What I like about him is that he’ll always tell you the truth and not just what you want to hear. If there’s an area of your game that needs to improve he’ll tell you [in no uncertain terms!]

He won’t take any [guff] from anyone – and that’s a good trait to have as manager.

[Dougie] hasn’t set us a specific goal for the season – he just tells us "go out and do your job". Work in your position and when all 11 players work together you should come away with the result you want.

So what about the new additions to the squad, how are they settling in and how do you reckon you’ll get on?

The Gaffer has tried to bring in good lads. No friction, no-one who thinks they’re bigger than the club; and if we carry on the way we are, with the squad we’ve got now, I think we have a shot at the play-offs at the end of the season. That has got to be the goal really – we just have to make sure we keep up the results.

Do you have any pre-match rituals you go through?

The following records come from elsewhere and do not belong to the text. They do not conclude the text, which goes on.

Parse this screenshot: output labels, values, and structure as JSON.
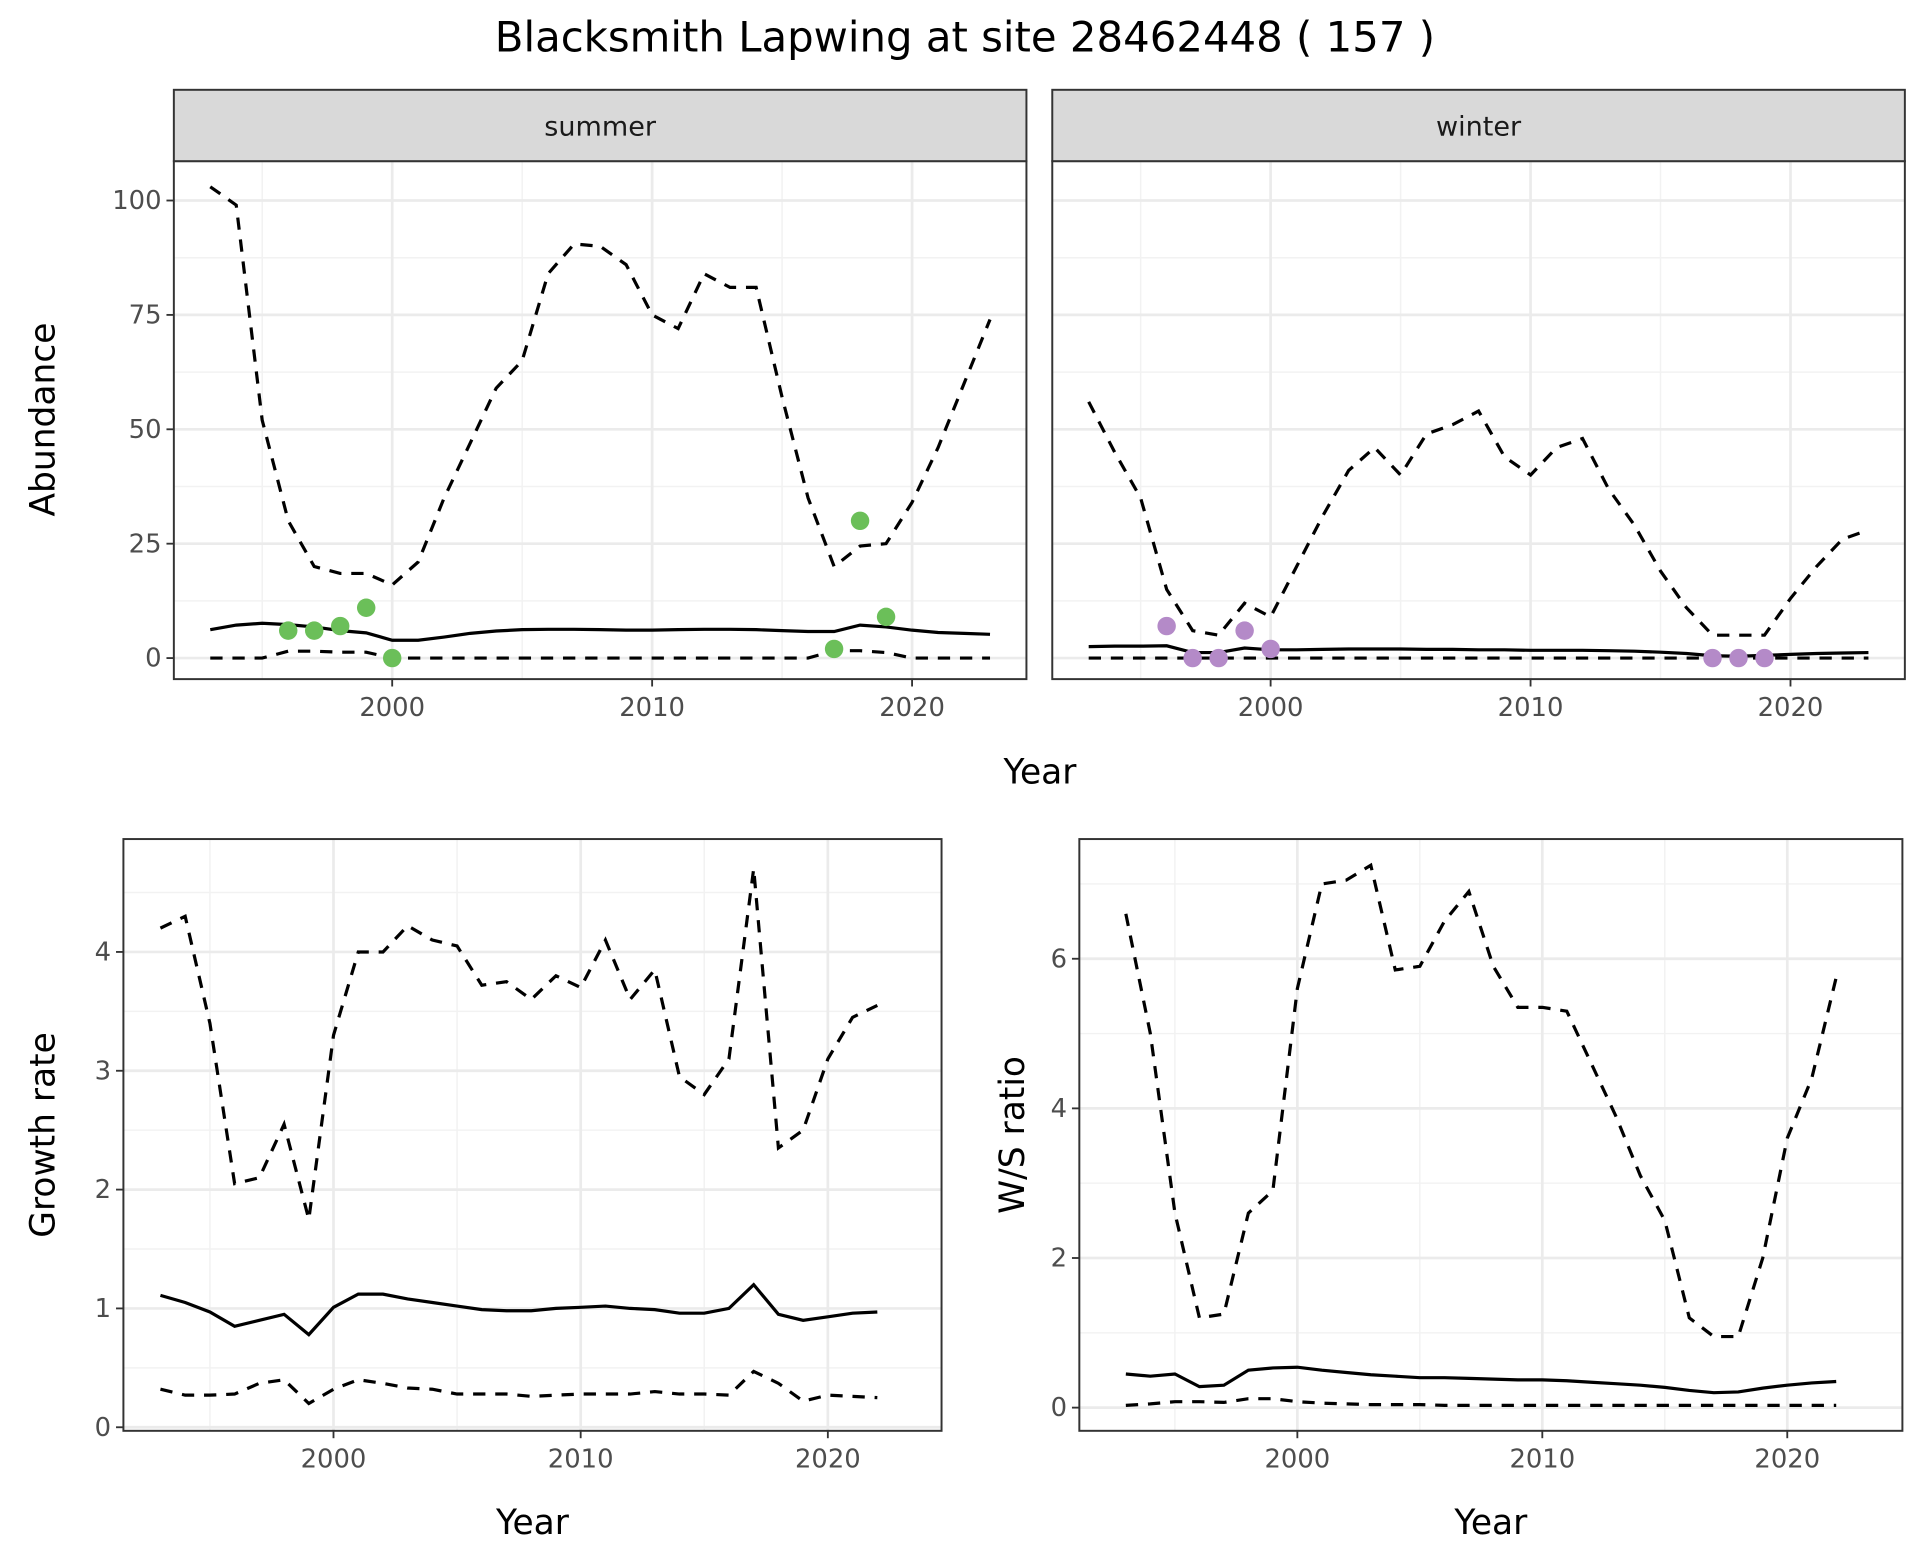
{
  "title": "Blacksmith Lapwing at site 28462448 ( 157 )",
  "chart_data": [
    {
      "type": "line",
      "facet": "summer",
      "xlabel": "Year",
      "ylabel": "Abundance",
      "xlim": [
        1991.6,
        2024.4
      ],
      "ylim": [
        -4.6,
        108.6
      ],
      "xticks": [
        2000,
        2010,
        2020
      ],
      "yticks": [
        0,
        25,
        50,
        75,
        100
      ],
      "x": [
        1993,
        1994,
        1995,
        1996,
        1997,
        1998,
        1999,
        2000,
        2001,
        2002,
        2003,
        2004,
        2005,
        2006,
        2007,
        2008,
        2009,
        2010,
        2011,
        2012,
        2013,
        2014,
        2015,
        2016,
        2017,
        2018,
        2019,
        2020,
        2021,
        2022,
        2023
      ],
      "series": [
        {
          "name": "upper",
          "style": "dashed",
          "values": [
            103,
            99,
            52,
            30,
            20,
            18.5,
            18.5,
            16,
            21,
            35,
            47,
            59,
            65,
            84,
            90.5,
            90,
            86,
            75,
            72,
            84,
            81,
            81,
            57,
            35,
            20,
            24.5,
            25,
            34,
            46,
            60,
            74
          ]
        },
        {
          "name": "estimate",
          "style": "solid",
          "values": [
            6.2,
            7.2,
            7.6,
            7.3,
            6.8,
            6,
            5.5,
            3.9,
            3.9,
            4.6,
            5.4,
            5.9,
            6.2,
            6.3,
            6.3,
            6.2,
            6.1,
            6.1,
            6.2,
            6.3,
            6.3,
            6.2,
            6,
            5.8,
            5.8,
            7.2,
            6.8,
            6.1,
            5.6,
            5.4,
            5.2
          ]
        },
        {
          "name": "lower",
          "style": "dashed",
          "values": [
            0,
            0,
            0,
            1.5,
            1.5,
            1.3,
            1.3,
            0,
            0,
            0,
            0,
            0,
            0,
            0,
            0,
            0,
            0,
            0,
            0,
            0,
            0,
            0,
            0,
            0,
            1.6,
            1.6,
            1.2,
            0,
            0,
            0,
            0
          ]
        }
      ],
      "points": {
        "color": "#6bbf59",
        "x": [
          1996,
          1997,
          1998,
          1999,
          2000,
          2017,
          2018,
          2019
        ],
        "y": [
          6,
          6,
          7,
          11,
          0,
          2,
          30,
          9
        ]
      }
    },
    {
      "type": "line",
      "facet": "winter",
      "xlabel": "Year",
      "ylabel": "Abundance",
      "xlim": [
        1991.6,
        2024.4
      ],
      "ylim": [
        -4.6,
        108.6
      ],
      "xticks": [
        2000,
        2010,
        2020
      ],
      "yticks": [
        0,
        25,
        50,
        75,
        100
      ],
      "x": [
        1993,
        1994,
        1995,
        1996,
        1997,
        1998,
        1999,
        2000,
        2001,
        2002,
        2003,
        2004,
        2005,
        2006,
        2007,
        2008,
        2009,
        2010,
        2011,
        2012,
        2013,
        2014,
        2015,
        2016,
        2017,
        2018,
        2019,
        2020,
        2021,
        2022,
        2023
      ],
      "series": [
        {
          "name": "upper",
          "style": "dashed",
          "values": [
            56,
            45,
            35,
            15,
            6,
            5,
            12,
            9,
            20,
            31,
            41,
            46,
            40,
            49,
            51,
            54,
            44,
            40,
            46,
            48,
            37,
            29,
            19,
            11,
            5,
            5,
            5,
            13,
            20,
            26,
            28
          ]
        },
        {
          "name": "estimate",
          "style": "solid",
          "values": [
            2.5,
            2.6,
            2.6,
            2.7,
            1.2,
            1.2,
            2.2,
            1.8,
            1.8,
            1.9,
            2,
            2,
            2,
            1.9,
            1.9,
            1.8,
            1.8,
            1.7,
            1.7,
            1.7,
            1.6,
            1.5,
            1.3,
            1,
            0.5,
            0.4,
            0.6,
            0.8,
            1,
            1.1,
            1.2
          ]
        },
        {
          "name": "lower",
          "style": "dashed",
          "values": [
            0,
            0,
            0,
            0,
            0,
            0,
            0,
            0,
            0,
            0,
            0,
            0,
            0,
            0,
            0,
            0,
            0,
            0,
            0,
            0,
            0,
            0,
            0,
            0,
            0,
            0,
            0,
            0,
            0,
            0,
            0
          ]
        }
      ],
      "points": {
        "color": "#b48ac8",
        "x": [
          1996,
          1997,
          1998,
          1999,
          2000,
          2017,
          2018,
          2019
        ],
        "y": [
          7,
          0,
          0,
          6,
          2,
          0,
          0,
          0
        ]
      }
    },
    {
      "type": "line",
      "xlabel": "Year",
      "ylabel": "Growth rate",
      "xlim": [
        1991.5,
        2024.6
      ],
      "ylim": [
        -0.03,
        4.95
      ],
      "xticks": [
        2000,
        2010,
        2020
      ],
      "yticks": [
        0,
        1,
        2,
        3,
        4
      ],
      "x": [
        1993,
        1994,
        1995,
        1996,
        1997,
        1998,
        1999,
        2000,
        2001,
        2002,
        2003,
        2004,
        2005,
        2006,
        2007,
        2008,
        2009,
        2010,
        2011,
        2012,
        2013,
        2014,
        2015,
        2016,
        2017,
        2018,
        2019,
        2020,
        2021,
        2022
      ],
      "series": [
        {
          "name": "upper",
          "style": "dashed",
          "values": [
            4.2,
            4.3,
            3.4,
            2.05,
            2.1,
            2.55,
            1.75,
            3.3,
            4.0,
            4.0,
            4.22,
            4.1,
            4.05,
            3.72,
            3.75,
            3.6,
            3.8,
            3.7,
            4.1,
            3.6,
            3.85,
            2.95,
            2.8,
            3.1,
            4.7,
            2.35,
            2.5,
            3.1,
            3.45,
            3.55
          ]
        },
        {
          "name": "estimate",
          "style": "solid",
          "values": [
            1.11,
            1.05,
            0.97,
            0.85,
            0.9,
            0.95,
            0.78,
            1.01,
            1.12,
            1.12,
            1.08,
            1.05,
            1.02,
            0.99,
            0.98,
            0.98,
            1.0,
            1.01,
            1.02,
            1.0,
            0.99,
            0.96,
            0.96,
            1.0,
            1.2,
            0.95,
            0.9,
            0.93,
            0.96,
            0.97
          ]
        },
        {
          "name": "lower",
          "style": "dashed",
          "values": [
            0.32,
            0.27,
            0.27,
            0.28,
            0.37,
            0.4,
            0.2,
            0.32,
            0.4,
            0.37,
            0.33,
            0.32,
            0.28,
            0.28,
            0.28,
            0.26,
            0.27,
            0.28,
            0.28,
            0.28,
            0.3,
            0.28,
            0.28,
            0.27,
            0.47,
            0.37,
            0.22,
            0.27,
            0.26,
            0.25
          ]
        }
      ]
    },
    {
      "type": "line",
      "xlabel": "Year",
      "ylabel": "W/S ratio",
      "xlim": [
        1991.1,
        2024.7
      ],
      "ylim": [
        -0.31,
        7.6
      ],
      "xticks": [
        2000,
        2010,
        2020
      ],
      "yticks": [
        0,
        2,
        4,
        6
      ],
      "x": [
        1993,
        1994,
        1995,
        1996,
        1997,
        1998,
        1999,
        2000,
        2001,
        2002,
        2003,
        2004,
        2005,
        2006,
        2007,
        2008,
        2009,
        2010,
        2011,
        2012,
        2013,
        2014,
        2015,
        2016,
        2017,
        2018,
        2019,
        2020,
        2021,
        2022
      ],
      "series": [
        {
          "name": "upper",
          "style": "dashed",
          "values": [
            6.6,
            5,
            2.6,
            1.2,
            1.25,
            2.6,
            2.9,
            5.6,
            7.0,
            7.05,
            7.25,
            5.85,
            5.9,
            6.5,
            6.9,
            5.9,
            5.35,
            5.35,
            5.3,
            4.6,
            3.9,
            3.1,
            2.5,
            1.2,
            0.95,
            0.95,
            2.0,
            3.6,
            4.4,
            5.75
          ]
        },
        {
          "name": "estimate",
          "style": "solid",
          "values": [
            0.45,
            0.42,
            0.45,
            0.28,
            0.3,
            0.5,
            0.53,
            0.54,
            0.5,
            0.47,
            0.44,
            0.42,
            0.4,
            0.4,
            0.39,
            0.38,
            0.37,
            0.37,
            0.36,
            0.34,
            0.32,
            0.3,
            0.27,
            0.23,
            0.2,
            0.21,
            0.26,
            0.3,
            0.33,
            0.35
          ]
        },
        {
          "name": "lower",
          "style": "dashed",
          "values": [
            0.03,
            0.05,
            0.08,
            0.08,
            0.07,
            0.12,
            0.12,
            0.08,
            0.06,
            0.05,
            0.04,
            0.04,
            0.04,
            0.03,
            0.03,
            0.03,
            0.03,
            0.03,
            0.03,
            0.03,
            0.03,
            0.03,
            0.03,
            0.03,
            0.03,
            0.03,
            0.03,
            0.03,
            0.03,
            0.03
          ]
        }
      ]
    }
  ]
}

Not really. I tend to go down the cafe pre-match for scrambled eggs on toast and that's me done.

Fair enough! How about a silly one? If Palace could sign anyone in the world, regardless of cost or stature, who would you like to see pull on the red and blue jersey of the Eagles?

It’d have to be Messi. He’s like the god of football. If I played against him and had to deal with him I’d be happy if I tackled him once!

Which game are you most looking forward to this season?

Millwall. It’s always a big game for me. I’m a Millwall fan actually, coming from the local area – but I probably shouldn’t have told you that!

Even though I support Millwall I always want Palace to win. Without a doubt. I get a bit of stick from my family sometimes for playing for Palace but I know they’re all very proud of me really.

So this is the “BIG ONE” then – if I said the words “Crystal Palace F.C.” what do they mean to you?

Well, it’s my club now! Every time I see something about Palace I’m hanging to it. It’s my second home and if, god-forbid, we ever did part ways I’d always look out for them. It’s second nature now. Like a family.